1 Across - Warship Fleet (6 letters)
Answer - ARMADA
Do you know that the Spanish-American War may be the most critical turning point in the history of the U.S.? It was with the victory that we became an empire by annexing Puerto Rico, The Phillipines and Samoa. Unfortunately we allowed Cuba to gain its independence.

5 Down - Big trouble, figuratively (9 letters)
Answer - DEEPWATER
I really hoped the answer was going to be DEEP DOO DOO, but it didn't fit. If you would like to read more about 'doo doo' be sure to some back soon for my rant on feces.

38 Across - Plato's Marketplace (5 letters)
Answer - AGORA
I have only come across this word recently as a result of playing the game Zeus! An agora is needed to distribute fleece, food and olive oil to your houses so residents will move to your city.

28 Down - Aquarium scavenger (5 letters)
Answer - SNAIL
We now have two empty fish tanks as all three of our fish have died. Maybe next time I'll just get some snails.

35 Down - Longest River in Europe (5 letters)
Answer - VOLGA
Okay, so that was one that I did not know. I figured it out from the Across clues. Where the hell is the Volga River? A quick Google search and I find out it runs through Russia and flows into the Caspian Sea.

69 Across - Riddle, Part 4 (11 letters)
Answer - GETSMARRIED
Did I mention that this crossword is creating a very large riddle and answer. So far I have the following: IF THEY PRODUCED A NEW TELEVISION SERIES CONCERNING A FELLOW WHO GETS MARRIED

94 Across - Garbage (5 letters)
Answer - TRASH
Our garbage day rotates. After every holiday the collection day moves back one. I never really did figure out the holiday system at our old house. Sometimes they would be a day behind, sometimes I would be running down the driveway in my underwear.
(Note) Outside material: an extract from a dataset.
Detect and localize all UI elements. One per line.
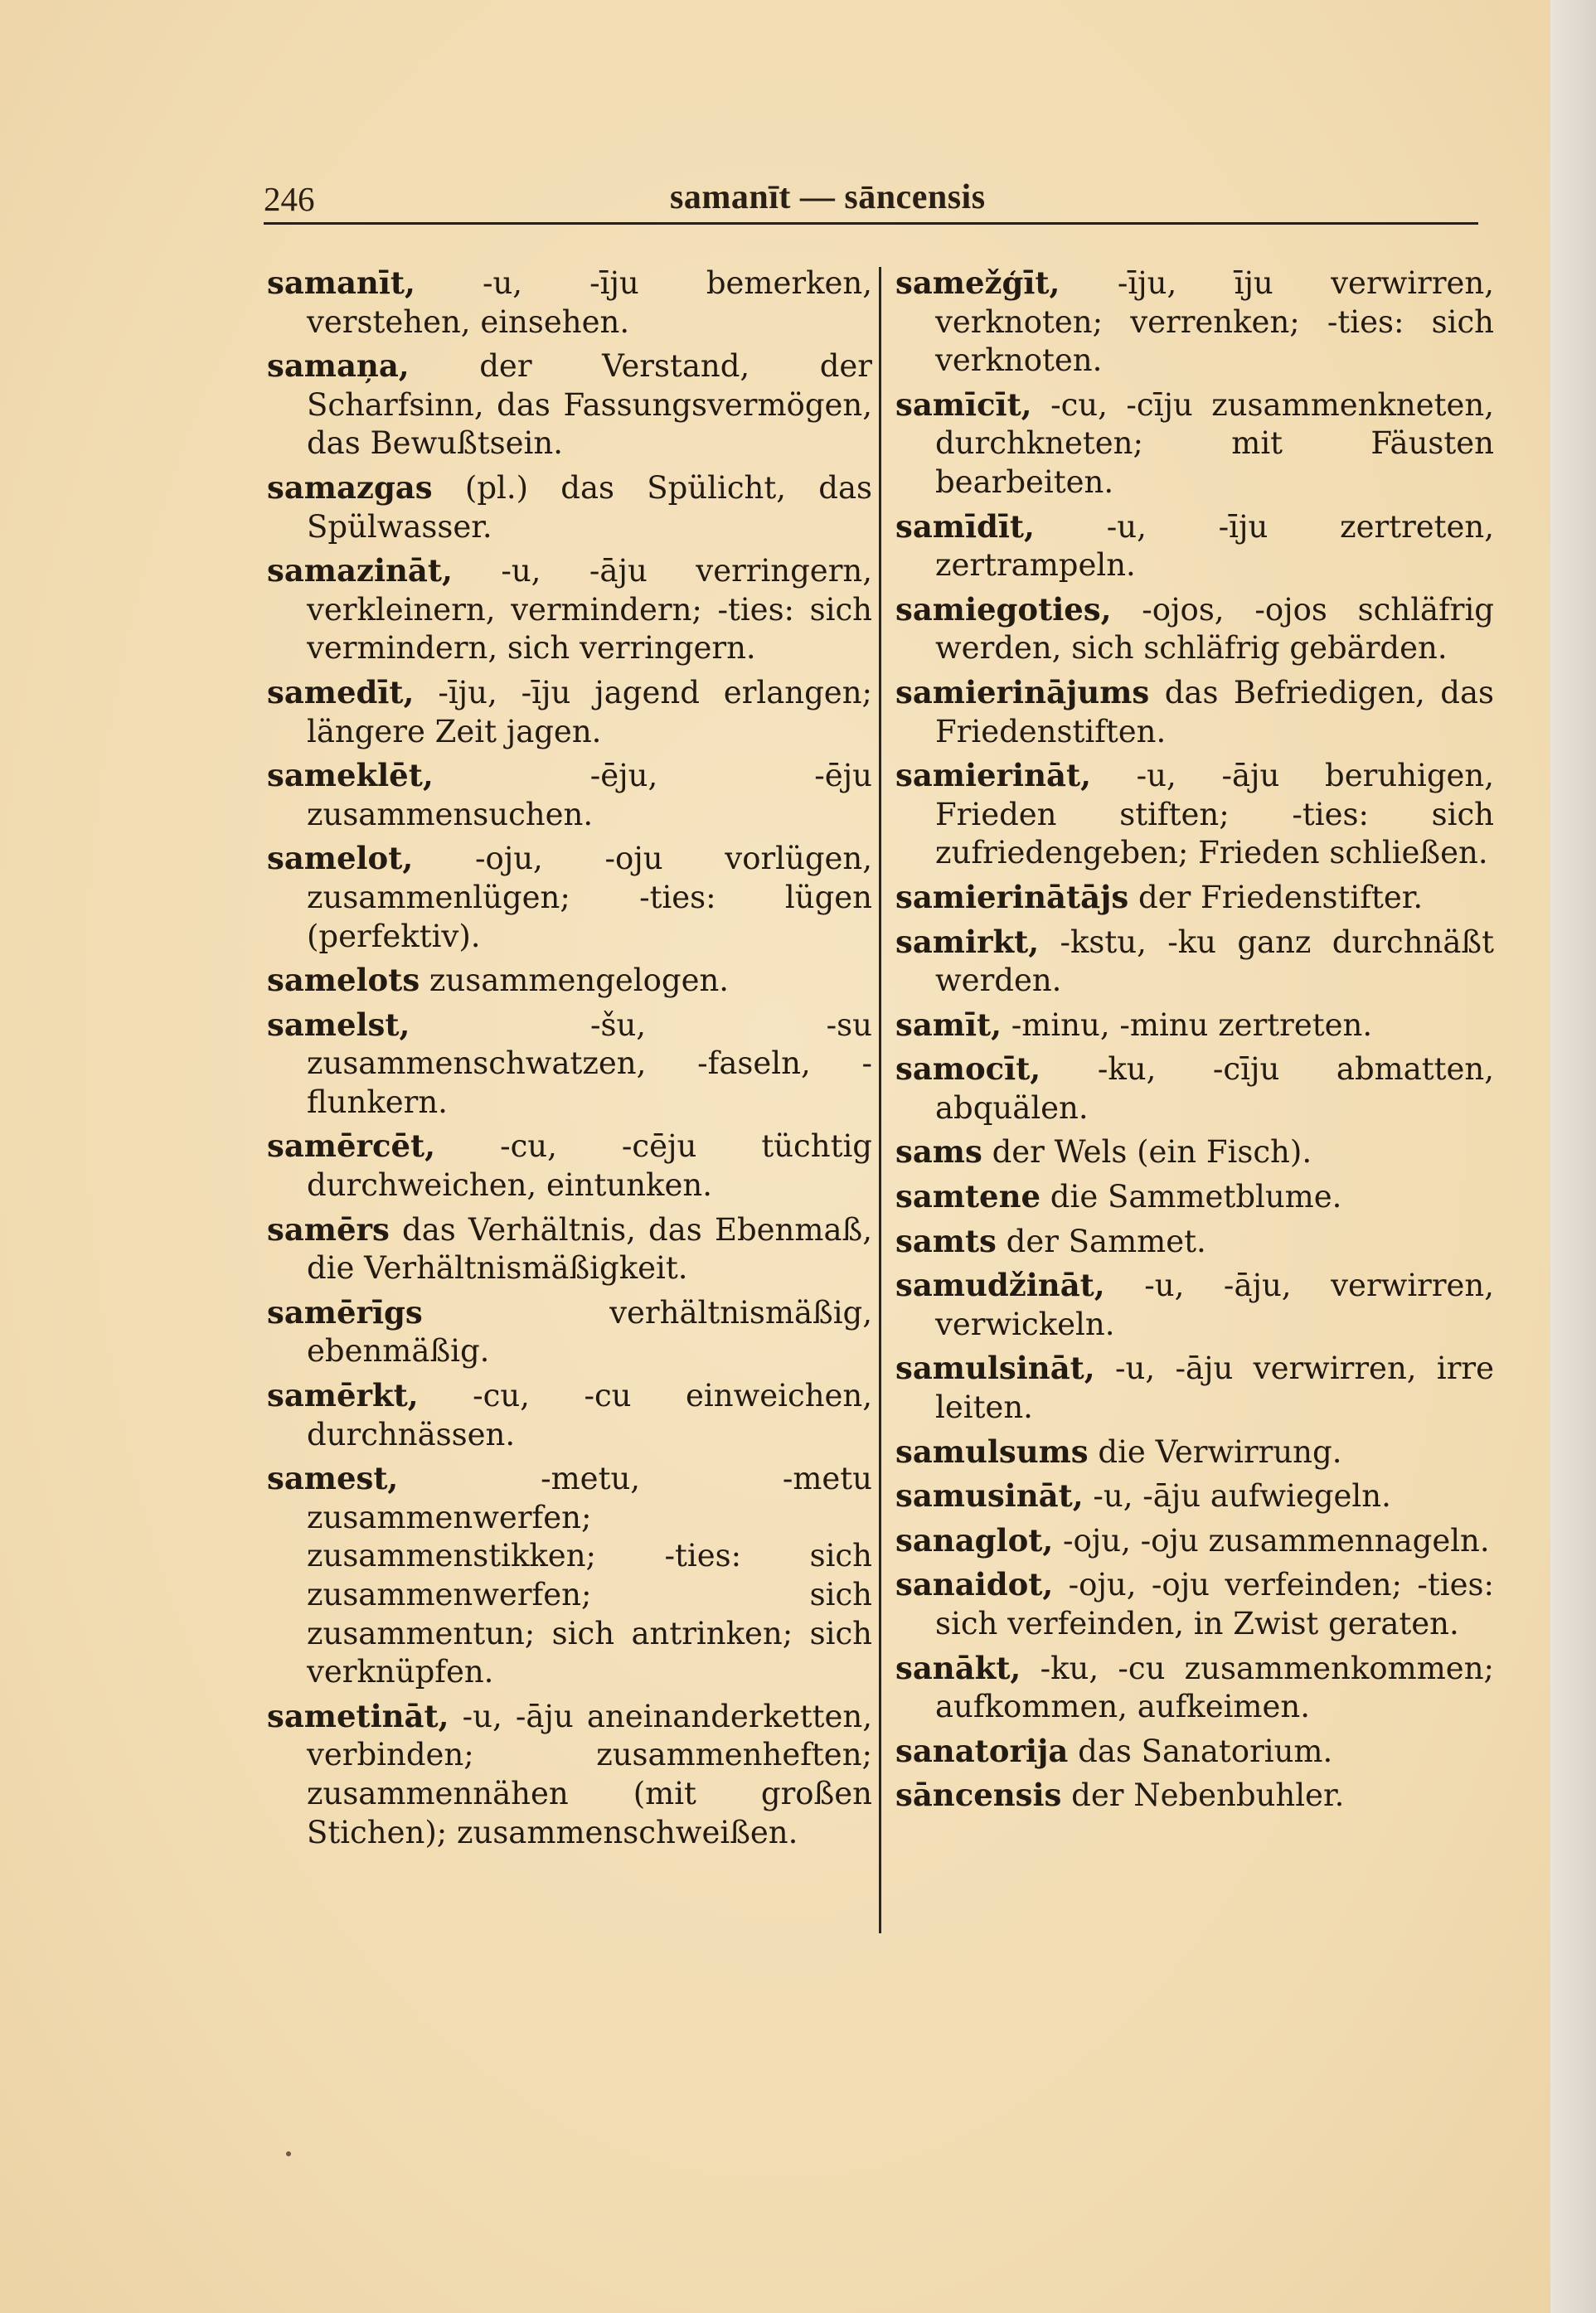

68 Across - Taj Mahal City (4 letters)
Answer - AGRA
If you don't know that answer then you have no reason to attempt finishing a crossword puzzle. I come across that clue and answer at least twice a week.

59 Down - Chum (6 letters)
Answer - FRIEND
Apparently I struck a chord or two with the previous posting titled Where the Hell is Condor? Do I need to remind everyone that this blog is 50% for me to just rant and rave? And, for that matter, that everything in it is fiction? Of course, I still haven't talked to the bastard.

60 Down - Falls headfirst to the ground (8 letters)
Answer - EATSDIRT
That's just funny.

79 Down - Most like a hag (9 letters)
Answer - WITCHIEST
BEAVERISH was the right amount of letters, but I couldn't make it fit.

85 Down - Revving Sound (5 letters)
Answer - VROOM
Morgan and I have been watching a lot of cartoons lately. We've seen a lot of the Hair Bear Bunch and Hong Kong Phooey. And Scooby Doo is always on. But it has been a while since I've watched Speedbuggy - A VROOM A VROOM VROOM!

107 Down - "No man is a ___ to his valet" (5 letters)
Answer - A HERO
I have no idea what that means or where the quote is from. If someone could help me out I would appreciate it.

126 Across - It's next to Georgia (7 letters)
Answer - ARMENIA
Thousands of people across the nation wrote down ALABAMA on that one. Not me. I only got as far as ALA before I stopped to check the other clues.


Here's the riddle and answer: IF THEY PRODUCED A NEW TELEVISION SERIES CONCERNING A FELLOW WHO GETS MARRIED AND DIVORCED A FEW TIMES WHAT SHOULD IT BE CALLED? I WED THREE WIVES.

Not only pretty lame but rather offensive to those with a speech impediment. Elmer Fudd should sue!